Analyzing Models for Depth Map Prediction from Monocular Images

Hello, this is my website for presenting all of the materials for my Advanced ML Final Project for the Fall 2020 semester. I worked alone on this project, where I evaluated depth map prediction models on monocular images. Basically, I looked at a couple of papers on depth map prediction models from recent years that worked on single monocular images (meaning only one image, rather than a scene from multiple views). Then, I read a few of those papers to understand more of the context of how the models worked, and if there was any interesting data pre-processing steps that made them distinguishable from other models. I then found available implementations online and existing trained models (since my own computer would not support training these models), and ran them on my own machine, evaluating them on a popular dataset (NYU Depth Dataset @ https://cs.nyu.edu/~silberman/datasets/nyu_depth_v1.html), and compared the error between both predictions and how a few sample images looked, and made inferences as to why each model performed differently.

The two models I used were from different papers. The first was "Unsupervised Monocular Depth Estimation with Left-Right Consistency" (Monodepth, implementation: https://github.com/mrharicot/monodepth, paper: https://arxiv.org/abs/1609.03677). This was an unsupervised model, so the depths were not specified beforehand on these images. The intuition of their model was that they if they could train a model to predict what a binocular model would see (left and right images), then they could also reconstruct the depth map of the image itself. So, at training time they used either the left or right image to predict the other by seeing what depth map could be most consistent with the other image, and then calculate the loss of their model based off of the result.

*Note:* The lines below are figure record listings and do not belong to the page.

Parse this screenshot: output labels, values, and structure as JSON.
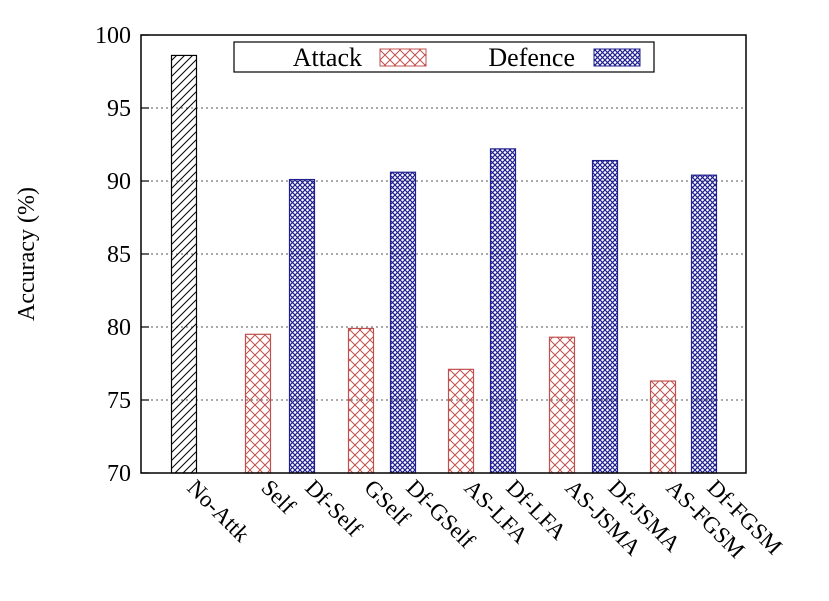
{
  "chart_data": {
    "type": "bar",
    "title": "",
    "xlabel": "",
    "ylabel": "Accuracy (%)",
    "ylim": [
      70,
      100
    ],
    "yticks": [
      70,
      75,
      80,
      85,
      90,
      95,
      100
    ],
    "grid": true,
    "legend_position": "top",
    "bars": [
      {
        "label": "No-Attk",
        "value": 98.6,
        "series": "baseline"
      },
      {
        "label": "Self",
        "value": 79.5,
        "series": "attack"
      },
      {
        "label": "Df-Self",
        "value": 90.1,
        "series": "defence"
      },
      {
        "label": "GSelf",
        "value": 79.9,
        "series": "attack"
      },
      {
        "label": "Df-GSelf",
        "value": 90.6,
        "series": "defence"
      },
      {
        "label": "AS-LFA",
        "value": 77.1,
        "series": "attack"
      },
      {
        "label": "Df-LFA",
        "value": 92.2,
        "series": "defence"
      },
      {
        "label": "AS-JSMA",
        "value": 79.3,
        "series": "attack"
      },
      {
        "label": "Df-JSMA",
        "value": 91.4,
        "series": "defence"
      },
      {
        "label": "AS-FGSM",
        "value": 76.3,
        "series": "attack"
      },
      {
        "label": "Df-FGSM",
        "value": 90.4,
        "series": "defence"
      }
    ],
    "legend": [
      {
        "name": "Attack",
        "series": "attack"
      },
      {
        "name": "Defence",
        "series": "defence"
      }
    ],
    "colors": {
      "baseline": "#000000",
      "attack": "#c0504d",
      "defence": "#1f1f8f"
    }
  }
}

The second model was "Depth Map Prediction from a Single Image using a Multi-Scale Deep Network" (implementation: https://github.com/DhruvJawalkar/Depth-Map-Prediction-from-a-Single-Image-using-a-Multi-Scale-Deep-Network, paper: https://arxiv.org/abs/1406.2283). This model first predicts a coarse output for the whole image, to predict the overall depth map using a global (full image) view of the scene, with fully connected upper layers which are shrunk in the lower/middle layers using max-pool operations. This is important for capturing vanishing points, object locations, and room alignment. Then, they run it through a local fine-scale network, to edit the coarse prediction with local features like edges.

Overall both models don't perform exceedingly well on our sample data from the NYU Depth Dataset, but this makes sense considering it is the monocular case - it's much harder to extract image details when machines don't have a strong awareness of depth cues that humans have like an understanding of standard object sizes, etc.